Plastic surgeon wins $450k damages for malicious reviews
A Sydney plastic surgeon has been awarded $450,000 in defamation damages from a woman who mounted a campaign of online abuse and false claims against him after he refused to operate on her.
Dr Warwick Nettle, a Bondi-based plastic and reconstructive surgeon, became the target of virulent abuse, falsehoods and negative reviews from Catherine Cruse in 2018 when he declined to perform surgery on her, based on warnings from another surgeon who had previously treated her.
Dr Nettle took his case to the Federal Court of Australia, which found that his behaviour was professionally appropriate and justifiable, and that the online comments and maliciously false reviews reviews had seriously damaged both his professional reputation and his thriving practice.
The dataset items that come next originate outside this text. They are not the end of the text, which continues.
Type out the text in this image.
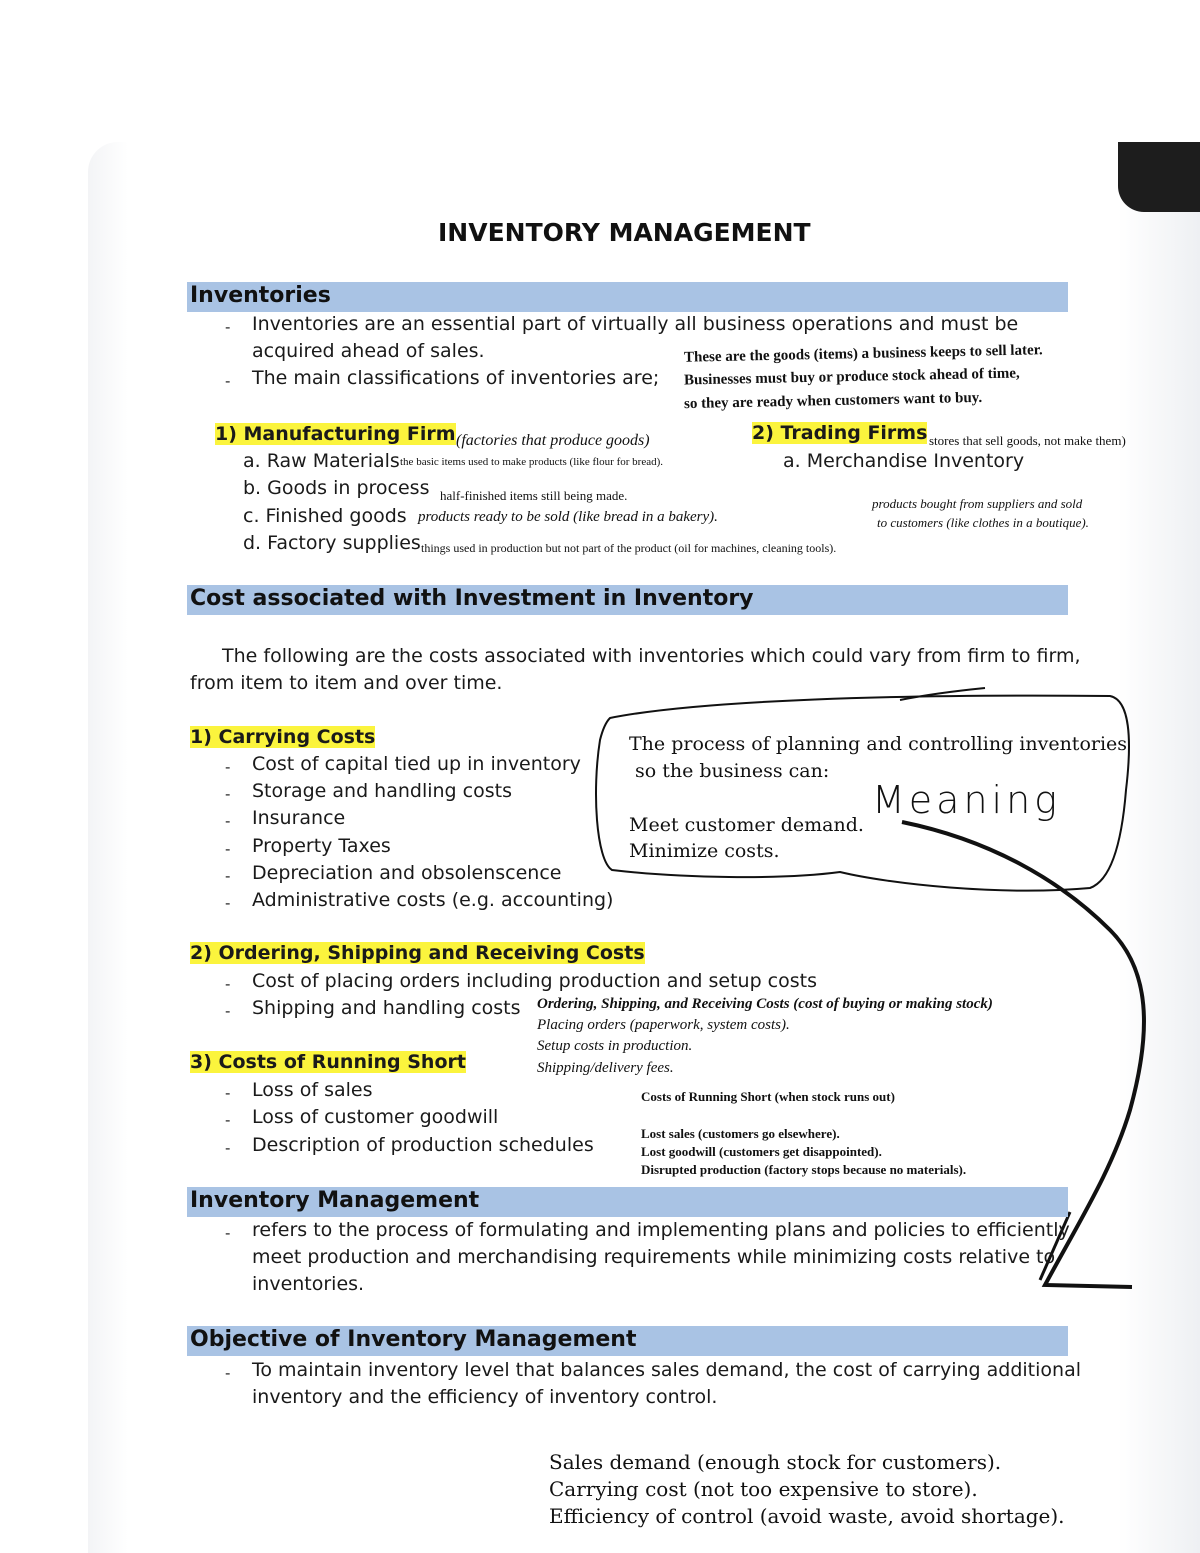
INVENTORY MANAGEMENT
Inventories
- Inventories are an essential part of virtually all business operations and must be
acquired ahead of sales.
- The main classifications of inventories are;
These are the goods (items) a business keeps to sell later.
Businesses must buy or produce stock ahead of time,
so they are ready when customers want to buy.
1) Manufacturing Firm (factories that produce goods)	2) Trading Firms stores that sell goods, not make them)
a. Raw Materials the basic items used to make products (like flour for bread).	a. Merchandise Inventory
b. Goods in process half-finished items still being made.
products bought from suppliers and sold
to customers (like clothes in a boutique).
c. Finished goods products ready to be sold (like bread in a bakery).
d. Factory supplies things used in production but not part of the product (oil for machines, cleaning tools).
Cost associated with Investment in Inventory
The following are the costs associated with inventories which could vary from firm to firm,
from item to item and over time.
1) Carrying Costs
- Cost of capital tied up in inventory
- Storage and handling costs
- Insurance
- Property Taxes
- Depreciation and obsolenscence
- Administrative costs (e.g. accounting)
The process of planning and controlling inventories
so the business can:
Meet customer demand.
Minimize costs.
Meaning
2) Ordering, Shipping and Receiving Costs
- Cost of placing orders including production and setup costs
- Shipping and handling costs Ordering, Shipping, and Receiving Costs (cost of buying or making stock)
Placing orders (paperwork, system costs).
Setup costs in production.
Shipping/delivery fees.
3) Costs of Running Short
- Loss of sales
- Loss of customer goodwill
- Description of production schedules
Costs of Running Short (when stock runs out)
Lost sales (customers go elsewhere).
Lost goodwill (customers get disappointed).
Disrupted production (factory stops because no materials).
Inventory Management
- refers to the process of formulating and implementing plans and policies to efficiently
meet production and merchandising requirements while minimizing costs relative to
inventories.
Objective of Inventory Management
- To maintain inventory level that balances sales demand, the cost of carrying additional
inventory and the efficiency of inventory control.
Sales demand (enough stock for customers).
Carrying cost (not too expensive to store).
Efficiency of control (avoid waste, avoid shortage).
As a results of Ms Cruse posting negative reviews, Dr Nettle’s “Google rating” fell from 5 to 3.5 stars and his workload declined significantly.
The court awarded damages of $450,000 to Dr Nettle and granted permanent injunctions barring Ms Cruse from posting further false and defamatory material about him. However Ms Cruse did not take part in the proceedings and could not be traced, having apparently deliberately concealed her whereabouts, the court was told.